Siegel doesn't mention Romney's name anywhere in the e-mail, and he writes he "certainly wouldn't interfere with your right to vote for whomever you choose." And he insisted Tuesday that he wasn't threatening to fire employees if Obama is re-elected. But he proudly stands behind the e-mail.
"I wanted the employees to know what the situation is, and not listen to campaign commercials but hear it from the horse's mouth," he told CNNMoney.
Siegel actually has been hiring in recent years.
He said Westgate had 12,000 employees and $1 billion in annual revenue four years ago, before the financial meltdown caused credit markets to freeze up. "We were fat, dumb and happy," he said.
Employment at the company dropped as low as 5,000 and revenue fell by 50% at the worst point during to the credit crunch. Jobs have bounced back by about 40% since then, but Siegel said he doesn't believe the company can continue to thrive if taxes are raised and Obamacare is put into place.
Siegel based his e-mail on an anti-Obama letter that was widely circulated before the 2008 election, but he said he made many changes, adding many of his own views and personal history. He is particularly angry by what he sees as unfair attacks on the nation's wealthiest by the Obama administration, which is seeking to raise taxes on top earners.
"What most people see is the nice house and the lavish lifestyle. What the press certainly does not want you to see, is the true story of the hard work and sacrifices I've made," he wrote. "Now, the economy is falling apart and people like me who made all the right decisions and invested in themselves are being forced to bail out all the people who didn't...We are being taxed to death and the government thinks we don't pay enough.'
He acknowledged his 90,000-square foot home now under construction in the letter.
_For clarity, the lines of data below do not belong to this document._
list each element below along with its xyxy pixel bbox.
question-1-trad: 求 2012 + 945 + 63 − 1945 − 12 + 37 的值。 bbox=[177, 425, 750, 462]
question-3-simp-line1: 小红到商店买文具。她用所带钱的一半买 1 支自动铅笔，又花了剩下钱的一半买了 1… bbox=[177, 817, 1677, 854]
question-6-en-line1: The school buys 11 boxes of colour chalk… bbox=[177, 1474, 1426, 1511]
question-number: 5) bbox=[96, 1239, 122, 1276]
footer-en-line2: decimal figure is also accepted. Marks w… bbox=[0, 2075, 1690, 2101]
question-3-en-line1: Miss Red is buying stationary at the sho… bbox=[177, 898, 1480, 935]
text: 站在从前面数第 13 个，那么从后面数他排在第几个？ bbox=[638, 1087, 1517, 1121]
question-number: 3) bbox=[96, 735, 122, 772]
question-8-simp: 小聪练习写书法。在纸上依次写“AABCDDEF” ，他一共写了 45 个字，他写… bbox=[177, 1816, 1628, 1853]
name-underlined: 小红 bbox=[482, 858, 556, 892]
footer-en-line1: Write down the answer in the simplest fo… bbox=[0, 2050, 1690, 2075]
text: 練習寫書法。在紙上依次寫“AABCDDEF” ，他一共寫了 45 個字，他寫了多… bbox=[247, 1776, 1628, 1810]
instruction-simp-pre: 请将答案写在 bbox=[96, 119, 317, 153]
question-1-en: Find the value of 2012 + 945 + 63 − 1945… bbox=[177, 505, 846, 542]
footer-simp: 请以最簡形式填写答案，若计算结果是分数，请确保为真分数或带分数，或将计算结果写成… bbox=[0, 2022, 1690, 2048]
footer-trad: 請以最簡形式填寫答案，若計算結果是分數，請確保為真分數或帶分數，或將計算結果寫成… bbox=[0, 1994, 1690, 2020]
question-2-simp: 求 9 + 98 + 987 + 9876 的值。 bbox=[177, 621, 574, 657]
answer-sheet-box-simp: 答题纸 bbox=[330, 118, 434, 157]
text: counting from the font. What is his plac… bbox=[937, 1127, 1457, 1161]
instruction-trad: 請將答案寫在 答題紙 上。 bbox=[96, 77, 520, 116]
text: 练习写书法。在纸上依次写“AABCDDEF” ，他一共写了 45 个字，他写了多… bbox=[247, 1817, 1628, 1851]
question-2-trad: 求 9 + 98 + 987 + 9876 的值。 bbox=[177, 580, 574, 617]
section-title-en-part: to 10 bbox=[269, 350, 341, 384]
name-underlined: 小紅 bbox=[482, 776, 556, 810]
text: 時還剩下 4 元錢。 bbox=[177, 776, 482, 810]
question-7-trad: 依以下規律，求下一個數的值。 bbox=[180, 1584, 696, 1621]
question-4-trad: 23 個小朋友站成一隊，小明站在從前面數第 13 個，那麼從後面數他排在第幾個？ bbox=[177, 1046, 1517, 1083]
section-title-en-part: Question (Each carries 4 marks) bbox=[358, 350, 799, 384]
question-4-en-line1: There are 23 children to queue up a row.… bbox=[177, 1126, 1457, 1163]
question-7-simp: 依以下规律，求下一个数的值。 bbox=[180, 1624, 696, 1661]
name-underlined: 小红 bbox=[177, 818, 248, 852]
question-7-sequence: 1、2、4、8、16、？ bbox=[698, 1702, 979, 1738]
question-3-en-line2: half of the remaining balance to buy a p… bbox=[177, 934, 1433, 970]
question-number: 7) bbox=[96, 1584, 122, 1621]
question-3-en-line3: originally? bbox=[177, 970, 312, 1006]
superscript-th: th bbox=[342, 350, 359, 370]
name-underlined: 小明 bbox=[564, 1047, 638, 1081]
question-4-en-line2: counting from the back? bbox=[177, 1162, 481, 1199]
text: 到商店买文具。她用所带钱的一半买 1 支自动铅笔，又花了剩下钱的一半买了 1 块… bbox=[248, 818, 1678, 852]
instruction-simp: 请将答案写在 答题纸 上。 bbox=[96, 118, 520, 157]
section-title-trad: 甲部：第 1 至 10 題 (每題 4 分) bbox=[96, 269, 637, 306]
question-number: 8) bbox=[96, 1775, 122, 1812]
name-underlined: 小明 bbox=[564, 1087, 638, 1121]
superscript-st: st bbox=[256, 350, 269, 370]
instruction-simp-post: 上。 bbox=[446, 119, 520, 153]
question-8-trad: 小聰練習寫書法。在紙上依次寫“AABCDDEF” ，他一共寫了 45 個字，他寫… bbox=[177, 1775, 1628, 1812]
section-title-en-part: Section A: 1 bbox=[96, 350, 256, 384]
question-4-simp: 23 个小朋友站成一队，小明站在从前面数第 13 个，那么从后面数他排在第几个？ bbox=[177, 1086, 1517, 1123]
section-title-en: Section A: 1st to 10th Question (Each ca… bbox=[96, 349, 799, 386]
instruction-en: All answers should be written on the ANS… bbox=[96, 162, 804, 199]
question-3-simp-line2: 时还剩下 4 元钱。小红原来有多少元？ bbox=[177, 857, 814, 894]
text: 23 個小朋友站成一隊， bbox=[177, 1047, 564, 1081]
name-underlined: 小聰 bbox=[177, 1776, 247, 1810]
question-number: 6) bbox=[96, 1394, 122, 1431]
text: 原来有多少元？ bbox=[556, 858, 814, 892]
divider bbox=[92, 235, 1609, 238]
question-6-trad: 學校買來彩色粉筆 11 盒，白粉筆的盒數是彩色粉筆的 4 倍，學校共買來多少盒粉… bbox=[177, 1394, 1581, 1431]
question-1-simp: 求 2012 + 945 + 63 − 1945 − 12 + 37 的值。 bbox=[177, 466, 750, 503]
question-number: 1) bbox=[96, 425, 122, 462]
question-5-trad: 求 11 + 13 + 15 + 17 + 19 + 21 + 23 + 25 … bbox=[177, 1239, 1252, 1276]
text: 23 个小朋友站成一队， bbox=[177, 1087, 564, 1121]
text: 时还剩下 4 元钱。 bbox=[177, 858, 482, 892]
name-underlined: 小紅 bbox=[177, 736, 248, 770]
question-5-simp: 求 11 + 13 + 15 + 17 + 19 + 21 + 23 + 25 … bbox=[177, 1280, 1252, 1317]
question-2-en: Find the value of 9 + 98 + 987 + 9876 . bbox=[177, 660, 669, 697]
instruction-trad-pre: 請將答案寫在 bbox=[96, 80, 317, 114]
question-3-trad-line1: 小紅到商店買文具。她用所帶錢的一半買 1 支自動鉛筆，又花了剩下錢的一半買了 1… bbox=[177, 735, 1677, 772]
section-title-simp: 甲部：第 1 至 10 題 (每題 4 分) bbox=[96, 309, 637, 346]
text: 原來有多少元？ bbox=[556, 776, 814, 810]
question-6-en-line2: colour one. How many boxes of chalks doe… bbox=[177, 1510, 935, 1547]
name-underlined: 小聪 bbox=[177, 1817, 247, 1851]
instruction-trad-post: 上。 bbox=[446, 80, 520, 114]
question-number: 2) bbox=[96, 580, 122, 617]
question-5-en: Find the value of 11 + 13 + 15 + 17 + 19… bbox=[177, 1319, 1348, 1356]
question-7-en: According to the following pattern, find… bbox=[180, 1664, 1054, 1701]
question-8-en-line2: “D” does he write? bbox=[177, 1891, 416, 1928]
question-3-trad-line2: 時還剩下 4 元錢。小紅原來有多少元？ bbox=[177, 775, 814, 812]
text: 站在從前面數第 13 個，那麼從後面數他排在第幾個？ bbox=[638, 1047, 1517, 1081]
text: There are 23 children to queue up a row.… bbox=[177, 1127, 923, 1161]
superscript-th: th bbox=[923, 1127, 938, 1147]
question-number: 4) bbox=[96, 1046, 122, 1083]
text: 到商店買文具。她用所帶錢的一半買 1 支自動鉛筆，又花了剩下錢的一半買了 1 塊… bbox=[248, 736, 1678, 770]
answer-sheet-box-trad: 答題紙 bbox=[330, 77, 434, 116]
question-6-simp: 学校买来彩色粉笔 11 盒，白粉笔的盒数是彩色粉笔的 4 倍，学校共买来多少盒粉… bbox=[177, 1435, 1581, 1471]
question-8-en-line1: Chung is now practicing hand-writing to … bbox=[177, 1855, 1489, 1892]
The home is the subject of a critical documentary, "The Queen of Versailles."
Siegel said he was forced to stop work on the home four years ago because he had to pour all his money back into the company during the lean years, but that he's ready to start work on the home again -- assuming Obama is defeated.
"If the wrong people stay in power, I'll have to stop it again," he told CNNMoney. "I don't see a good future."